Have your ever tried to type in a voucher code on your mobile phone or simply enter the number of your membership card into a web form?
These are just two examples of time-consuming and error-prone tasks which can be avoided by taking advantage of printed barcodes. This is nothing new; many solutions exist for reading barcodes with a regular camera, like zxing, but they require a native platform such as Android or iOS. I wanted a solution which works on the Web, without plugins of any sort, and which even Firefox OS could leverage.
My general interest in computer vision and web technologies fueled my curiosity whether something like this would be possible. Not just a simple scanner, but a scanner equipped with localization mechanisms to find a barcode in real-time.
The result is a project called QuaggaJS, which is hosted on GitHub. Take a look at the demo pages to get an idea of what this project is all about.
How does it work?
Simply speaking, the pipeline can be divided into the following three steps:
- Reading the image and converting it into a binary representation
- Determining the location and rotation of the barcode
- Decoding the barcode based on the type EAN, Code128
The first step requires the source to be either a webcam stream or an image file, which is then converted into gray-scale and stored in a 1D array. After that, the image data is passed along to the locator, which is responsible for finding a barcode-like pattern in the image. And finally, if a pattern is found, the decoder tries to read the barcode and return the result. You can read more about these steps in how barcode localization works in QuaggaJS.
The real-time challenge
One of the main challenges was to get the pipeline up to speed and fast enough to be considered as a real-time application. When talking about real-time in image-processing applications, I consider 25 frames per second (FPS) the lower boundary. This means that the entire pipeline has to be completed in at least 40ms.

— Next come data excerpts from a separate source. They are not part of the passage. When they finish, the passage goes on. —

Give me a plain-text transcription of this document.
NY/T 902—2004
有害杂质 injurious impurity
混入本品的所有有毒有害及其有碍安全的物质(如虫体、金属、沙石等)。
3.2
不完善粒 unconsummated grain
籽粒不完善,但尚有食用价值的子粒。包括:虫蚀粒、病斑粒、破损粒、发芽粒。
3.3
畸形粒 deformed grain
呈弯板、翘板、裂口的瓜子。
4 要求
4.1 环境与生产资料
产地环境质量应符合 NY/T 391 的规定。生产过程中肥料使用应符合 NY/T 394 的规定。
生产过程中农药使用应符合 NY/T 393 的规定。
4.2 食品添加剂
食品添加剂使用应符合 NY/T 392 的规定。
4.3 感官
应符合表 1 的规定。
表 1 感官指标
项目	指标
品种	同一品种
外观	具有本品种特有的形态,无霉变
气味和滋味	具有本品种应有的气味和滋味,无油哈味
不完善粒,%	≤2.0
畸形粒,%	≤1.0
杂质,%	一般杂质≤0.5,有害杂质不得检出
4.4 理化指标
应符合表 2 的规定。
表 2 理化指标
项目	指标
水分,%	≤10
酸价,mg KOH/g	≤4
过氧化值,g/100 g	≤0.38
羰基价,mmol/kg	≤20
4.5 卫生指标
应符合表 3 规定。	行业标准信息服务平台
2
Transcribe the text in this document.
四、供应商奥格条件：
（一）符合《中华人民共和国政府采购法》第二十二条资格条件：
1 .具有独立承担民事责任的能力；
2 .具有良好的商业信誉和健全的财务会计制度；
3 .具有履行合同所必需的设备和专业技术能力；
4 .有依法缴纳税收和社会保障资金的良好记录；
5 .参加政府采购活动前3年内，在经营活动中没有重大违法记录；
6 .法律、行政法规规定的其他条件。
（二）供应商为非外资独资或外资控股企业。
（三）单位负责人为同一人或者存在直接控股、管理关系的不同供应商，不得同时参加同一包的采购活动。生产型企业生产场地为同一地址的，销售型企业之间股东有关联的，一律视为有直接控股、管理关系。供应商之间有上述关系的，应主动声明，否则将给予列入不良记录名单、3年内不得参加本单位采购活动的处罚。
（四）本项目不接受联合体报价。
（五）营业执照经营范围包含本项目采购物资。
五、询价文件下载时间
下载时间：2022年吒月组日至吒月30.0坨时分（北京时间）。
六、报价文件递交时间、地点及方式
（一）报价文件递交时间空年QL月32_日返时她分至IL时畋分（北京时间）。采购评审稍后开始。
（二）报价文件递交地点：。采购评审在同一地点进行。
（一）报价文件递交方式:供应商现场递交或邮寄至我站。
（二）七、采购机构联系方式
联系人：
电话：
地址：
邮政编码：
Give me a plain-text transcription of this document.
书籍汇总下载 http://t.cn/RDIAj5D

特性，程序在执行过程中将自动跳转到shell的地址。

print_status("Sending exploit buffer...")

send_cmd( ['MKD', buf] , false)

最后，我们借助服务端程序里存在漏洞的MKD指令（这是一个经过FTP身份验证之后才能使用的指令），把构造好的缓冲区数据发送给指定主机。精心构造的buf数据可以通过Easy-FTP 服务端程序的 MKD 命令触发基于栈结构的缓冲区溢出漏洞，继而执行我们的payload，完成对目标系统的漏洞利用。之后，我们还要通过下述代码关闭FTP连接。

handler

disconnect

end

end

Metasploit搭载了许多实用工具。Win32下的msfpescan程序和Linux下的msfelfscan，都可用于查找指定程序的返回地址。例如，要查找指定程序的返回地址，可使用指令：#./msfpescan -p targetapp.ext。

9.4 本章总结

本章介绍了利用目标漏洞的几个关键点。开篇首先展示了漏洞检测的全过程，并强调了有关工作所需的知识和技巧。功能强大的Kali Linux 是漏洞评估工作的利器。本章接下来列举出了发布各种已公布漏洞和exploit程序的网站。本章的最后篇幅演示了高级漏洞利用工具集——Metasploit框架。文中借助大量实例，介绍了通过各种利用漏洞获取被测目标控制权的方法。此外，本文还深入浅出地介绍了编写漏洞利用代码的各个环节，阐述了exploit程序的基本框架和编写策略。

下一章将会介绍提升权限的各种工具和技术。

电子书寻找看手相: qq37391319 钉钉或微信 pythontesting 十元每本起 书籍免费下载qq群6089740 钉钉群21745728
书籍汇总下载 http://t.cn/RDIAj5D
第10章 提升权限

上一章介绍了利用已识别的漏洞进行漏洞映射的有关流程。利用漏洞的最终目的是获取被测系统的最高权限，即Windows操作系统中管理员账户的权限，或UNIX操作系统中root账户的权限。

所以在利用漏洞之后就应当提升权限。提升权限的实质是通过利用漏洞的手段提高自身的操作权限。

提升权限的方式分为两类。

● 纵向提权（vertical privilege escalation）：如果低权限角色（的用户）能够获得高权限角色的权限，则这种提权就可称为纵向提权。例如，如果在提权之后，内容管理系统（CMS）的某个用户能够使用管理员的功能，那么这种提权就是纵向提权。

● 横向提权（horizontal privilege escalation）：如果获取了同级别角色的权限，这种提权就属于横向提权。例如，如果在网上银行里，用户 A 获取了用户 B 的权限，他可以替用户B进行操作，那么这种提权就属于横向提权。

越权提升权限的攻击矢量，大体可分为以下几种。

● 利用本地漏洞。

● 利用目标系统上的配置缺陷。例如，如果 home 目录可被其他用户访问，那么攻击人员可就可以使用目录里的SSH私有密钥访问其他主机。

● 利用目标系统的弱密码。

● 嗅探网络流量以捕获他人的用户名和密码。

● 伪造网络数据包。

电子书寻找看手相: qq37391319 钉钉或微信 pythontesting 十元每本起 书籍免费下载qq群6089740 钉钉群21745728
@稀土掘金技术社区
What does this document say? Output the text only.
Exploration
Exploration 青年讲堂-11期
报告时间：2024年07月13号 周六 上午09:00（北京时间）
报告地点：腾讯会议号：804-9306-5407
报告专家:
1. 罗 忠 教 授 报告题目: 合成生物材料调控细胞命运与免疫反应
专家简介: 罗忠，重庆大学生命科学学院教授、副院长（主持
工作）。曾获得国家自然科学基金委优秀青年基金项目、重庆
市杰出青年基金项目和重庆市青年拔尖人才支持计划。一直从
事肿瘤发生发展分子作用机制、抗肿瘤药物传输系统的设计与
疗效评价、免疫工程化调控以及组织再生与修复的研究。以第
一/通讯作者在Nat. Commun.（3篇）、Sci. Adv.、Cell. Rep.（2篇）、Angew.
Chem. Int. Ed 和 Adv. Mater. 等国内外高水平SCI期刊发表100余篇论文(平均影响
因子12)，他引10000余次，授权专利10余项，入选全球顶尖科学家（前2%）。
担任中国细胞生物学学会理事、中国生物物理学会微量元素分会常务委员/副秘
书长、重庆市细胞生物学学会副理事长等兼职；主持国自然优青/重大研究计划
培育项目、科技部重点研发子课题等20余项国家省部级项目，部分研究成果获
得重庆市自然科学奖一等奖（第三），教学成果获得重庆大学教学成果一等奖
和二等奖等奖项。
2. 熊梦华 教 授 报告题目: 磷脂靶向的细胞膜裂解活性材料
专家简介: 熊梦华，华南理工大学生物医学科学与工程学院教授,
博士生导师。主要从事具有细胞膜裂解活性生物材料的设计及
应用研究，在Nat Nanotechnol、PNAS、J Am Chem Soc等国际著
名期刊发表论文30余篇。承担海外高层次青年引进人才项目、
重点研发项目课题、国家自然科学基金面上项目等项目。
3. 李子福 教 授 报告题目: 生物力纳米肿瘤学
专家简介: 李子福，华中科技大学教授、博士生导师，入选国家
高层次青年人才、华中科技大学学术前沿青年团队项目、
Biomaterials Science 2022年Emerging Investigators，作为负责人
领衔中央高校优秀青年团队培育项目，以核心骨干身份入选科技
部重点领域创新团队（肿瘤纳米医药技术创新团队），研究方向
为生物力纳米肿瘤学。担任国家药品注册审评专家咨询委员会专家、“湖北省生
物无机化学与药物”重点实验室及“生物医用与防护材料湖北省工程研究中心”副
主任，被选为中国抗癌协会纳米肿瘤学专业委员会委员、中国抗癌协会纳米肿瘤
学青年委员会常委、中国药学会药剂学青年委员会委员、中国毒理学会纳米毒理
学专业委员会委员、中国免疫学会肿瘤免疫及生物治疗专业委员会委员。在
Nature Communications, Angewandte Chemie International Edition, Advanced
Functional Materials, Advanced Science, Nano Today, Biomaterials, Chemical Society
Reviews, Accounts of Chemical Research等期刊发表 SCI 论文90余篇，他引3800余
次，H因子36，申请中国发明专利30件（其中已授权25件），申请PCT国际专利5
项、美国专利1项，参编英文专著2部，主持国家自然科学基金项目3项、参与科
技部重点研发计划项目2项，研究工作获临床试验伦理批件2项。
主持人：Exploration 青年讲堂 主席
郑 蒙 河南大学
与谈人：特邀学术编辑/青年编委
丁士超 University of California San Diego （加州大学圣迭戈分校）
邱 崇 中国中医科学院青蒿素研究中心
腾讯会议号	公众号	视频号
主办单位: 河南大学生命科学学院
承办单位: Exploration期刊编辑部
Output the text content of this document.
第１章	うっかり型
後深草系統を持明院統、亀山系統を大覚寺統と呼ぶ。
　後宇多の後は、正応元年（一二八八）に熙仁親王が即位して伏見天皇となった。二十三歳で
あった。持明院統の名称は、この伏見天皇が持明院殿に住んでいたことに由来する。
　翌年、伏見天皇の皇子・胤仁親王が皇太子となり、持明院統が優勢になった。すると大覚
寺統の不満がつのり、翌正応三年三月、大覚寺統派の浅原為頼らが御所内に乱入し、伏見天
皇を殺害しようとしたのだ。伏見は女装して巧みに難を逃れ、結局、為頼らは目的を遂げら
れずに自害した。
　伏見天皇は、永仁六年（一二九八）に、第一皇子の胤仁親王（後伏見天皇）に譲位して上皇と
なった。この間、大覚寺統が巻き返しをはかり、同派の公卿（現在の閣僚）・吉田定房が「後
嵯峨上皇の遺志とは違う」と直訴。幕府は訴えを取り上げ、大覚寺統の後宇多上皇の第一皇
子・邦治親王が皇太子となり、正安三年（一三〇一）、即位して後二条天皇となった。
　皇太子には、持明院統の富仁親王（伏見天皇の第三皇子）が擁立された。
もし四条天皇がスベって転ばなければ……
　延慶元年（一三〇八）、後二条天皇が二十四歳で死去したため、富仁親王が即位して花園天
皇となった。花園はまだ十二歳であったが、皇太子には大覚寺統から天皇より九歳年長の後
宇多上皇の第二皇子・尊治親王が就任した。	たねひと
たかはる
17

The core parts of QuaggaJS are made up of computer vision algorithms which tend to be quite heavy on array access. As I already mentioned, the input image is stored in a 1D array. This is not a regular JavaScript Array, but a Typed Array. Since the image has already been converted to gray-scale in the first step, the range of each pixel’s value is set between 0 and 255. This is why Uint8Array
s are used for all image-related buffers.
Memory efficiency
One of the key ways to achieve real-time speed for interactive applications is to create memory efficient code which avoids large GC (garbage collection) pauses. That is why I removed most of the memory allocation calls by simply reusing initially created buffers. However this is only useful for buffers when you know the size up front and when the size does not change over time, as with images.
Profiling
When you are curious why a certain part of your application runs too slow, a CPU profile may come in handy.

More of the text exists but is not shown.